Sprat Issue 25 – Changes On Saturn
By James Donahue
With his eye still trained on the solar system, our doomsayer Jack Sprat adds reports
of changes occurring on the Planet Saturn to his list of issues of concern. Thus we take another journey into the world of
astrology and space. And lo . . . we find that Mr. Sprat has hit upon another point of interest, at least to the scientific
As early as 2005, after the space probe Cassini examined the rings of Saturn up close
and sent volumes of data back to NASA and other space junkies, it was discovered that dramatic changes had been going on since
the Voyager spacecraft buzzed the planet in 1981. It seems that the rings are beginning to dim and move toward Saturn. An
outer ring, called the D Ring, moved 125 miles closer to the planet over that 25-year period.
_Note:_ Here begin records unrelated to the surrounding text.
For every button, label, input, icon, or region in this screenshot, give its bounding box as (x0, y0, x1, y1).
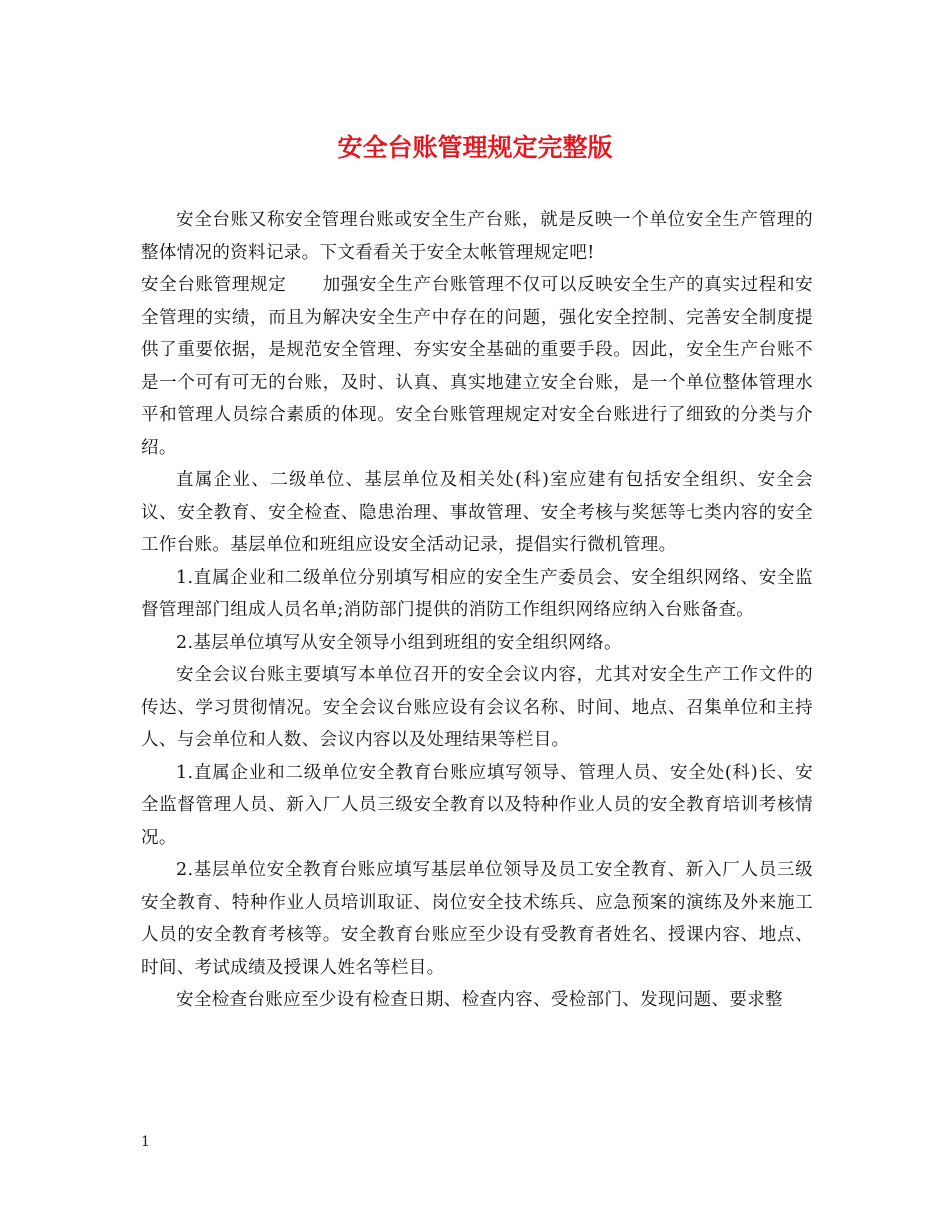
paragraph-organization-item-1: 1.直属企业和二级单位分别填写相应的安全生产委员会、安全组织网络、安全监督管理部门组成人员名单;消防部门提供的消防工作组织网络应纳入台账备查。 (141, 567, 813, 620)
document-title: 安全台账管理规定完整版 (337, 133, 613, 162)
paragraph-education-item-2: 2.基层单位安全教育台账应填写基层单位领导及员工安全教育、新入厂人员三级安全教育、特种作业人员培训取证、岗位安全技术练兵、应急预案的演练及外来施工人员的安全教育考核等。安全教育台账应至少设有受教育者姓名、授课内容、地点、时间、考试成绩及授课人姓名等栏目。 (141, 860, 813, 978)
paragraph-education-item-1: 1.直属企业和二级单位安全教育台账应填写领导、管理人员、安全处(科)长、安全监督管理人员、新入厂人员三级安全教育以及特种作业人员的安全教育培训考核情况。 (141, 762, 813, 848)
paragraph-organization-item-2: 2.基层单位填写从安全领导小组到班组的安全组织网络。 (176, 632, 622, 653)
paragraph-regulation-overview (141, 269, 813, 464)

The observations by Cassini also revealed that the rings of Saturn are in a constant
state of change and evolution. This is especially true in another outer ring, identified as the F Ring. This ring, astronomers
have discovered, appears to be affected by Prometheus and Pandora, two "shepherd moons" that are in constant collision with
the space junk that appears to comprise the materials within the ring. They suspect smaller "moonlets" may also be slamming
into one another to keep things lively within the ring.
Events are occurring so often and so quickly that they say changes in the ring can be
observed sometimes within hours.
The rings also display colors that change with the seasons, astronomers say. Generally
the rings appear to be a pale red.
Saturn’s rings are believed to be comprised of space debris and ice. The particles
are constantly bumping into each other as they orbit Saturn. The rings are relatively thin, only about 30 feet thick.
Cassini also measured Saturn’s energy emissions and discovered that the planet
has been emitting gradually less energy each year from 2005 to 2009. It was also discovered that energy levels changed with
the seasons and that there was a significant change from the time Voyager flew past the planet in 1981. Is the planet cooling?
Is this also a form of climate change?
Astronomers who have examined the data explain that because Saturn is tilted like Earth,
it goes through regular seasons of summer and winter in its northern and southern hemispheres. Thus Saturn’s weather
is variable, with the planet heating and cooling with the seasons. And because of the tilt, the planet’s southern hemisphere
receives less energy from the Sun.
While researchers see variations, and a general slow cooling down of the planet occurring
during the 25 years they have had a chance to study Saturn, they do not know if this trend will continue.
And this is probably everything Mr. Sprat and our readers may wish to know about the
changes going on with Saturn. While Jack is correct about Saturn changes, we do not find any cause of concern here.